10 months ago today, my team was learning and growing at the Blast-Off conference as we started our year of service. I remember the excitement and nervousness I felt as my team awkwardly got to know each other. We cried while trying to learn how to write speeches with the dreaded Magic Formula and laughed as we took a whole bunch of clothespins and put them on Joe. Our weekend started off on Friday though, and one of the first things we did was pick a quote that resonated with us. As we did a gallery walk to admire the many quotes on the wall, one stuck out to me in particular. This quote by Nelson Mandela is, “As we let our own light shine, we unconsciously give other people permission to do the same.”
I have come to realize the extreme importance this quote has had on my life. As I’ve traveled the world this year and met the most amazing people, I have seen the light they have shone on me and the others around me. Whether it be FFA members, agricultural industry leaders or Agriculture teachers, the people that shine their light somehow inspire others to do the same. The question is, what does it really mean to shine your light?
I’ve seen so many examples of people shining their light, but I came to realize exactly what it meant less than a month ago when my team visited the Commissioner of Education, Brenda Cassellius. Our team had the opportunity to visit with her during FFA Week, and we couldn’t wait to share the story of agricultural education and FFA with her. As we walked into her office, I began to get butterflies in my stomach—this lady has an important role and I knew it. We sat down and began to share about graduation rates of agricultural education students, the opportunities within FFA and the unique learning experiences that happen with hands-on learning in agriculture classes. All the while, Commissioner Cassellius sat intently listening to what each one of us had to say. Throughout our conversation, she would ask questions or make comments to show her interest in what we were doing.
But through all of this, my favorite part of this visit was hearing Commissioner Cassellius story and her passion for making sure all students get an education. She shared about her childhood and how public education and the teachers in it saved her. Her passion for students radiated from the words she spoke, and I saw the absolute love she has for children. On her office door reads, “Measure everything in child benefit.” This is what it means to shine your light. It is when you are willing to give more than you have to do what you are passionate about. Shining your light is about deciding to be All In by sharing your loves with others and listening to others share theirs. Commissioner Cassellius shared her light with us that day in her office.
We all have the capabilities to shine our light. We can have a conversation with someone about the love we have for our livestock. Or maybe we volunteer at the local elementary school to strengthen our passion for educating others. By sharing what makes us shine, we truly give permission for others to do the same.
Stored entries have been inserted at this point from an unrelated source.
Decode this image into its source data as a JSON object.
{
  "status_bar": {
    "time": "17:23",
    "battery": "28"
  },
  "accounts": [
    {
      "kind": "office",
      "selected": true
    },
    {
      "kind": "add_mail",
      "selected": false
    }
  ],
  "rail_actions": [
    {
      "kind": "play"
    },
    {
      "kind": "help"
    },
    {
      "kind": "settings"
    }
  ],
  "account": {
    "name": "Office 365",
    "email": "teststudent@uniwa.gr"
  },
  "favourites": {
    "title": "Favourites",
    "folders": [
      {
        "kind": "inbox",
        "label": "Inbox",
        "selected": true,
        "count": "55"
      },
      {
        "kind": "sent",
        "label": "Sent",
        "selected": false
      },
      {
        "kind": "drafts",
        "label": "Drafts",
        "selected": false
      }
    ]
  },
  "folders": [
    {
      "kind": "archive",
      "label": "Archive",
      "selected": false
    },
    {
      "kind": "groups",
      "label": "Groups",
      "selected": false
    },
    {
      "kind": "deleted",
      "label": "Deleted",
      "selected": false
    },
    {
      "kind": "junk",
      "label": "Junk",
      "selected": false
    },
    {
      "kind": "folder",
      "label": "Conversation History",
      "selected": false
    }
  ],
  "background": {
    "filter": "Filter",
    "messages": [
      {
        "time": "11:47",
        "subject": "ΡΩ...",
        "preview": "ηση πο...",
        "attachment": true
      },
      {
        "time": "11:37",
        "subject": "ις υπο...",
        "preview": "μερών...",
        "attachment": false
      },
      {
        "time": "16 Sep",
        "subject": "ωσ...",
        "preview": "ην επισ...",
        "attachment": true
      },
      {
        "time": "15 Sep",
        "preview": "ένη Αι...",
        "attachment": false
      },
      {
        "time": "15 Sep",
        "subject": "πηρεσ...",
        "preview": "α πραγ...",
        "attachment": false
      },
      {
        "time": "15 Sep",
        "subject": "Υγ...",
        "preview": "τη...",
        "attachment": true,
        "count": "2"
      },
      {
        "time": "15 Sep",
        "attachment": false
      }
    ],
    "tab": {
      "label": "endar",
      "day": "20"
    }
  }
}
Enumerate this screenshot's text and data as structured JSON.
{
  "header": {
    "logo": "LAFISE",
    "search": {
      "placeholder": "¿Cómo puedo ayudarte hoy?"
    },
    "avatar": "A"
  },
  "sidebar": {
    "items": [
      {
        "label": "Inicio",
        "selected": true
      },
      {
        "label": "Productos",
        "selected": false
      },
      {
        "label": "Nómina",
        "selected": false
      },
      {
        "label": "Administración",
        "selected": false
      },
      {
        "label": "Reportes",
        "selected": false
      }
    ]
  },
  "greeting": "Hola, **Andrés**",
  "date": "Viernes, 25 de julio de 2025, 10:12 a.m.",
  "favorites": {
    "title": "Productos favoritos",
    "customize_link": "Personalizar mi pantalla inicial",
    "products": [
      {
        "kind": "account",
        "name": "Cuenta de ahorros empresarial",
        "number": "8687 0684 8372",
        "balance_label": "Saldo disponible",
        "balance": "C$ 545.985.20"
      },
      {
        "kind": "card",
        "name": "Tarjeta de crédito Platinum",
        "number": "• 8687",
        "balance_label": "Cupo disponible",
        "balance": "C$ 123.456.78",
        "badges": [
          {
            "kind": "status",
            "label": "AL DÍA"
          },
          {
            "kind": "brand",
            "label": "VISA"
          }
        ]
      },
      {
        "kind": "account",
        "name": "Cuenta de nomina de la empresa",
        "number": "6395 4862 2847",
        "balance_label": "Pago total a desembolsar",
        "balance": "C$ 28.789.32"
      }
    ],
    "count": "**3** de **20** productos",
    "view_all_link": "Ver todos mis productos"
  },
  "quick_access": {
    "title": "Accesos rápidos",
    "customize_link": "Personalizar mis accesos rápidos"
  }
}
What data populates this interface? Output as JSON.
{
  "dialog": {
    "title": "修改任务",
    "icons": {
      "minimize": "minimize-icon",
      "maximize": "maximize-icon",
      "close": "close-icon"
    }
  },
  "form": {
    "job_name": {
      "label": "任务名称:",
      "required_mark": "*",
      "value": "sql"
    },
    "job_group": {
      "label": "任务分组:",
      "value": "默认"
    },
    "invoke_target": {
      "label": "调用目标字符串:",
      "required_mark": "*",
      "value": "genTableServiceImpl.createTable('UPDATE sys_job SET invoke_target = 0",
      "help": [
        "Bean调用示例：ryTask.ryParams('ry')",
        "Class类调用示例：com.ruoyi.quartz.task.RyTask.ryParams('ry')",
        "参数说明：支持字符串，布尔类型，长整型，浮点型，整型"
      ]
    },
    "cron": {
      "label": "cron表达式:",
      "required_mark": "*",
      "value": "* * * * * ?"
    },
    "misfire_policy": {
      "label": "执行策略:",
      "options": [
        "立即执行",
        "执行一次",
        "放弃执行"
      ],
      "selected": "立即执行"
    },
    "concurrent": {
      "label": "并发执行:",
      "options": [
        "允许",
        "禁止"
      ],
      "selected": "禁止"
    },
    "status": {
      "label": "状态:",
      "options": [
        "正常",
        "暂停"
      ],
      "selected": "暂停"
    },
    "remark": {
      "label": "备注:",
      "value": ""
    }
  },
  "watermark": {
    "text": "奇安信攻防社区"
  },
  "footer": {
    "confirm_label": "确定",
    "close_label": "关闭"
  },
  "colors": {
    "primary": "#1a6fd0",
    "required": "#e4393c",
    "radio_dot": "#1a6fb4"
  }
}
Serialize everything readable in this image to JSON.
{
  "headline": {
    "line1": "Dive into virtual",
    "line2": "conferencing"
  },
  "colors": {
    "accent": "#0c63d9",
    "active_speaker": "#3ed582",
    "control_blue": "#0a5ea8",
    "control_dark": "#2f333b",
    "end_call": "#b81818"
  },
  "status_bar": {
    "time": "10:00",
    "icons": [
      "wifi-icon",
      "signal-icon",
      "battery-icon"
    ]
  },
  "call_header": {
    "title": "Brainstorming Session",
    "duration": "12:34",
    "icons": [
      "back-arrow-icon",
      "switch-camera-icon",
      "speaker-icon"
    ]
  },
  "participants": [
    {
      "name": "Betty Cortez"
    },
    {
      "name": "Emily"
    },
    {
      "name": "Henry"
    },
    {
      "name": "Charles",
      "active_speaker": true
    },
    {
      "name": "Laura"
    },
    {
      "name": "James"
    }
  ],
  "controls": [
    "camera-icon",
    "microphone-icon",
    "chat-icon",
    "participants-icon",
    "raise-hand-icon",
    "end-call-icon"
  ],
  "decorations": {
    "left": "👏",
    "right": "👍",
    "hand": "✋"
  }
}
What is the thing that makes you get out of bed in the morning and go to sleep with a smile on our face? How can you share that with others?
This year, I have been inspired by so many people to shine my light because they have shone theirs. I can’t thank this organization enough for allowing me to shine my light this year. My heart has been filled by the generosity, love and service I have seen. As my team’s year comes to end in less than two months, I couldn’t be more grateful for the opportunity to serve an organization that has given so much to me. FFA members, teachers, advisors and supporters, continue to shine your light because you inspired me to do just that.